Em síntese, asseverou que apesar de ter sido aprovado dentro do número de vagas para o cargo em questão, o demandado nomeou outras pessoas para cargos que desenvolvem a mesma função, por meio de contratações precárias através da Lei n. 785/2019 que criou cargos temporários.
Pugnou pela concessão de tutela antecipada a fim de que o réu procedesse à sua nomeação para o cargo público em questão.
No mérito, requereu a confirmação da liminar para que fosse tornada definitiva a nomeação para exercer o cargo de Agente Municipal de Trânsito.
Pediu, ainda, a concessão dos benefícios da Justiça gratuita.
A inicial veio instruída com documentos.
Antes que a inicial fosse despachada, a Secretaria judicial trouxe aos autos decisão liminar proferida em agravo de instrumento, determinando que o requerido procedesse à nomeação da parte autora.
Em despacho de ID 28380907 este Juízo entendeu prejudicado o pedido liminar em razão da decisão proferida em agravo de instrumento, deferiu os benefícios da justiça gratuita pugnados pela parte autora e determinou a citação do réu.
Citado, o demandado apresentou contestação às fls.
ID 31601314, alegando que o concurso público em questão já teria sido homologado e defendendo a conveniência e oportunidade para a convocação dos aprovados no concurso.
Ao final, pugnou pela improcedência dos pedidos iniciais.
A contestação veio acompanhada de documentos.
Réplica às fls.
ID 31962913.
Com vista dos autos, o MPE pugnou pela intimação das partes para que se manifestassem acerca do interesse na produção de outras provas, bem assim pela intimação do réu para que informasse quantos candidatos já teriam sido nomeados para o cargo pretendido, tendo este último pedido sido deferido pelo Juízo. Às fls.

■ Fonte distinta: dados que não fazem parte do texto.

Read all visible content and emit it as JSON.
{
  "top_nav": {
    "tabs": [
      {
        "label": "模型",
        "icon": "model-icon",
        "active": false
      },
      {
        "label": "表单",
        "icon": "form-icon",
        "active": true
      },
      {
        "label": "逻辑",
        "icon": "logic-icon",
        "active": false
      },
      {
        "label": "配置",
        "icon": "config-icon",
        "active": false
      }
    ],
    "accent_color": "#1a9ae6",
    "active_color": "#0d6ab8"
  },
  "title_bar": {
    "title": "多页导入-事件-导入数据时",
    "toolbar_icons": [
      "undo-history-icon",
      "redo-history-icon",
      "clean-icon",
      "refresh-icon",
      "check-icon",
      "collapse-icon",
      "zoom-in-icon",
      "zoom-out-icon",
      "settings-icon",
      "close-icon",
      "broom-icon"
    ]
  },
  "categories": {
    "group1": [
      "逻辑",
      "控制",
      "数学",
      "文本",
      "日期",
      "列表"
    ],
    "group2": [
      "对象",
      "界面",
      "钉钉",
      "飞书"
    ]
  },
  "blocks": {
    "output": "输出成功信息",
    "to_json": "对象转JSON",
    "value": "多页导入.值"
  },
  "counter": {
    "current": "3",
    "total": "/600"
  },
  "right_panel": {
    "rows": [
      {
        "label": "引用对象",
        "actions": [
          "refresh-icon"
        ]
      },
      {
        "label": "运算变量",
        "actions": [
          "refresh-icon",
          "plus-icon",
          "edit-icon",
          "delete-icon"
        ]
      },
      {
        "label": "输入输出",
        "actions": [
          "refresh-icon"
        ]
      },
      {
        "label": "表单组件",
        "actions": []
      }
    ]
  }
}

ID 35944813 consta o julgamento do agravo de instrumento interposto pela parte autora, provido.
Intimado, o réu informou a nomeação da parte autora e trouxe aos autos a relação de nomeados para o cargo pretendido.
Intimado a se manifestar acerca dos documentos acostados pelo réu, a parte autora pugnou pelo julgamento antecipado do feito e o MPE pugnou pela concessão de prazo maior para que se manifestasse. Às fls.
ID 41864841 este Juízo proferiu despacho saneador, designando data para a realização de audiência de instrução e julgamento.
Intimados acerca do despacho saneador, a parte autora pugnou pelo julgamento antecipado do feito e o réu, informando a nomeação da parte autora e juntando documentos, pediu o cancelamento da audiência, tendo o magistrado anterior mantido a audiência designada.
Cientificado, o MPE pugnou pela inversão do ônus da prova em favor da parte autora.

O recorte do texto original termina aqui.